Yes - Relayer (1974)

11.05.2013 17:12

Veröffentlichung: 1974

Genre/ Stil: Progressive Rock

 

Besetzung:

Jon Anderson - Gesang

Patrick Moraz - Keyboards

Chris Squire - Bass

Steve Howe - Gitarre

Alan White - Schlagzeug

 

Titelliste:

1. The Gates Of Delirium

2. Sound Chaser

3. To Be Over

 

Yes sind unfasslich. Schon immer gewesen. Yes waren schon immer unfasslich gut. Schon auf ihrem sehr hardrockigem Debut zeigten sie ihr Können, das erste richtige Zeigealbum kam dann aber erst mit Fragile. Für viele Leute ist Close To The Edge Yes' Meisterstück. Vielleicht auch für mich. Aber..
..Relayer hat The Gates Of Delirium.
Hört man sich erst The Gates Of Delirium an und danach Close To The Edge, kommt zweiteres relativ arm und energielos rüber. Nicht falsch verstehen, ich will hier nicht bestreiten, dass Close To The Edge mit Supper's Ready DEN Track der 70er darstellt. Aber THE GATES- das legt nochmal eine Schippe drauf. UNGLAUBLICH.

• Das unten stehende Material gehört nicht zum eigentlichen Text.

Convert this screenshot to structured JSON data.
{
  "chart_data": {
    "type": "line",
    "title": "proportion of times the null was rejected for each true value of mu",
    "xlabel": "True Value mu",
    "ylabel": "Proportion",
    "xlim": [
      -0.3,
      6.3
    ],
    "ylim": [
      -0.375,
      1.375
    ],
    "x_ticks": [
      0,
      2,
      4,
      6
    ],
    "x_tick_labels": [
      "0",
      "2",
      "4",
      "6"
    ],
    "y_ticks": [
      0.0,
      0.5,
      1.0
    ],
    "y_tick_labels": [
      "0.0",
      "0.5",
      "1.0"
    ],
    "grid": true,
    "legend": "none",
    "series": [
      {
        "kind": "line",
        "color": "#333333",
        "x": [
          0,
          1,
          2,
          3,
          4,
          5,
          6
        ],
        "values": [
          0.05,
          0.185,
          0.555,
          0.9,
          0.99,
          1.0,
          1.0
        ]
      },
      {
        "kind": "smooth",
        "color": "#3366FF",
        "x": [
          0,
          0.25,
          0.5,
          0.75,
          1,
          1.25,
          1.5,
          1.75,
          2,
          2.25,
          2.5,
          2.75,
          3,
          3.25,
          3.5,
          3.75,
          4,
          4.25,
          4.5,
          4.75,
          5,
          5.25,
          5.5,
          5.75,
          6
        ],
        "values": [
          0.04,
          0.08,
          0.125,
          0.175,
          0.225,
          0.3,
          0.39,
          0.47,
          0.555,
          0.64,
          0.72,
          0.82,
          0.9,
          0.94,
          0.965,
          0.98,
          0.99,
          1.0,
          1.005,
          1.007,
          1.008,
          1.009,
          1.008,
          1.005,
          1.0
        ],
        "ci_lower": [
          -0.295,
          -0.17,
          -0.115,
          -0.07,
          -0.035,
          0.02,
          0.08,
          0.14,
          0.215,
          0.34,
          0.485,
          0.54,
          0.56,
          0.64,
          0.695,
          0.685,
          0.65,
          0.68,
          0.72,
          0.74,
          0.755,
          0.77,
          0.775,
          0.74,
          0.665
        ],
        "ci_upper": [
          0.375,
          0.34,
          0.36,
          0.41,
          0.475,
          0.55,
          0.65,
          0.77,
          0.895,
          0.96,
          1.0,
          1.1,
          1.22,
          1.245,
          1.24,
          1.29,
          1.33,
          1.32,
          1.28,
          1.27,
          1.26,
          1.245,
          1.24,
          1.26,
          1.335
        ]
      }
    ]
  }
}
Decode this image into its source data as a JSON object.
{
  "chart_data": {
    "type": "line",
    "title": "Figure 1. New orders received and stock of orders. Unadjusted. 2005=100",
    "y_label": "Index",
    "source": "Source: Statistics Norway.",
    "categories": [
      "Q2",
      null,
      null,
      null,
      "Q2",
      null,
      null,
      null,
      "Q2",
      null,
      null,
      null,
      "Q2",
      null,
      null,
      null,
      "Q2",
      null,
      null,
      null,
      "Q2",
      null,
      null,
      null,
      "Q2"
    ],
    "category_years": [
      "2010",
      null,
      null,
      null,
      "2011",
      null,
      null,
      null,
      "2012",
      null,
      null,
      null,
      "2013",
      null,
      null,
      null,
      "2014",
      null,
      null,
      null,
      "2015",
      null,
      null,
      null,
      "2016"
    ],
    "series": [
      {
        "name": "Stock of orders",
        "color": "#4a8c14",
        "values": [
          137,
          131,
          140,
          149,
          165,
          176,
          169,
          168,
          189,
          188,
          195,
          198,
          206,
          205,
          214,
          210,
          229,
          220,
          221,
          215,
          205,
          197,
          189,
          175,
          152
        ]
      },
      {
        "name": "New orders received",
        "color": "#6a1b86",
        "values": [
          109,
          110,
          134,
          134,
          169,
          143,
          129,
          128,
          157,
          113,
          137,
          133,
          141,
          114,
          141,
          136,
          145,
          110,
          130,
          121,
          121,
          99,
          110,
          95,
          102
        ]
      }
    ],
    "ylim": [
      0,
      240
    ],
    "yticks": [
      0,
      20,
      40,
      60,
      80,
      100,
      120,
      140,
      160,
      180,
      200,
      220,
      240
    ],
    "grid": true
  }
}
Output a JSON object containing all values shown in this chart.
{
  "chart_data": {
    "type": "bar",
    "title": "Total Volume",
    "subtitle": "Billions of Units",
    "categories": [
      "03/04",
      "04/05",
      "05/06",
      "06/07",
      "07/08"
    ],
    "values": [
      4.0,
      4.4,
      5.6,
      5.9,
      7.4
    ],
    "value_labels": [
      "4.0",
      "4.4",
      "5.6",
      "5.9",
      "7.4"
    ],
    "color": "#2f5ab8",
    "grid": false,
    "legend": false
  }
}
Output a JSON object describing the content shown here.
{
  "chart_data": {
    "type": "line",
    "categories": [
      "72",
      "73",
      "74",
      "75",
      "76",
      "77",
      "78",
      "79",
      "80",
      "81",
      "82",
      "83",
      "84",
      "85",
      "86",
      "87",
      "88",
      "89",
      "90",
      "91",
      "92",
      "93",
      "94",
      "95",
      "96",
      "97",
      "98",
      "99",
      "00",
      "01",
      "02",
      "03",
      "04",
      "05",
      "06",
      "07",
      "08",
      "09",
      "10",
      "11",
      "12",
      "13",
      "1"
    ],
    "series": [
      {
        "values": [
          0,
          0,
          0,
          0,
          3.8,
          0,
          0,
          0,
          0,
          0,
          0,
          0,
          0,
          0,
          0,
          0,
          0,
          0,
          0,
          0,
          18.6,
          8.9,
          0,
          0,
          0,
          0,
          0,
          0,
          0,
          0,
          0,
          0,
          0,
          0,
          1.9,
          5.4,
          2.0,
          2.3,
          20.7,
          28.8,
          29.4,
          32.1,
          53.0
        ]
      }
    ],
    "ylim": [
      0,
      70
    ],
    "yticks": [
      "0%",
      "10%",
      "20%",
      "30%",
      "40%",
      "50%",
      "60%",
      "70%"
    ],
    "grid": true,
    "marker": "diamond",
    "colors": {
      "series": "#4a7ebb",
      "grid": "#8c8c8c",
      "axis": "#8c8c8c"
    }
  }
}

War Close To The Edge ihr durchdachtestes und perfektestes Werk, so ist Relayer vielleicht ihr rockigstes, durchgeknalltestes und verhältnismäßig beklopptestes (von dem Kram von Crimso und VdGG fang ich garnicht erst an) Album. Viele schieben das Patrick Morazs in die Schuhe. Ich nicht. Die Hälfte geht bei mir in die Latschen von Steve Howe. Was der zurückhaltende Meister hier reinfrickelt ist unklar. Mit seiner schrillen, herrlichen Gitarre fliegt er förmlich über die ganze Musik hinweg und schüttelt sich Läufe aus dem Ärmel, von denen sich ein gewisser Artgenosse Roine Stolt gut und gern mal eine Scheibe abschneiden, und den anderen Teil nehmen könnte.
Natürlich bietet auch Relayer alle Faktoren, die es zu einem Yes-Album machen: treibenden (aber hier ganz und garnicht erdigen) Squire-Bass, ein zwischen aggressiv und halb eingebunden untergehendes White-Schlagzeug und natürlich den unglaublich rührenden, tollen Alt von Milchmann Jon Anderson. Genannter legt in Relayer sogar den Gesangspart seines Lebens ab. Wie ein Engel schließt er den völlig hirndurchbohrenden Longtrack durch seinen herzbrechenden Gesang ab: Soon! Egal, wie warm es ist, hier zittere ich immer; egal, welche Umstände herrschen, hier weine ich immer. Was für ein Gefühl, hier steht die Welt still!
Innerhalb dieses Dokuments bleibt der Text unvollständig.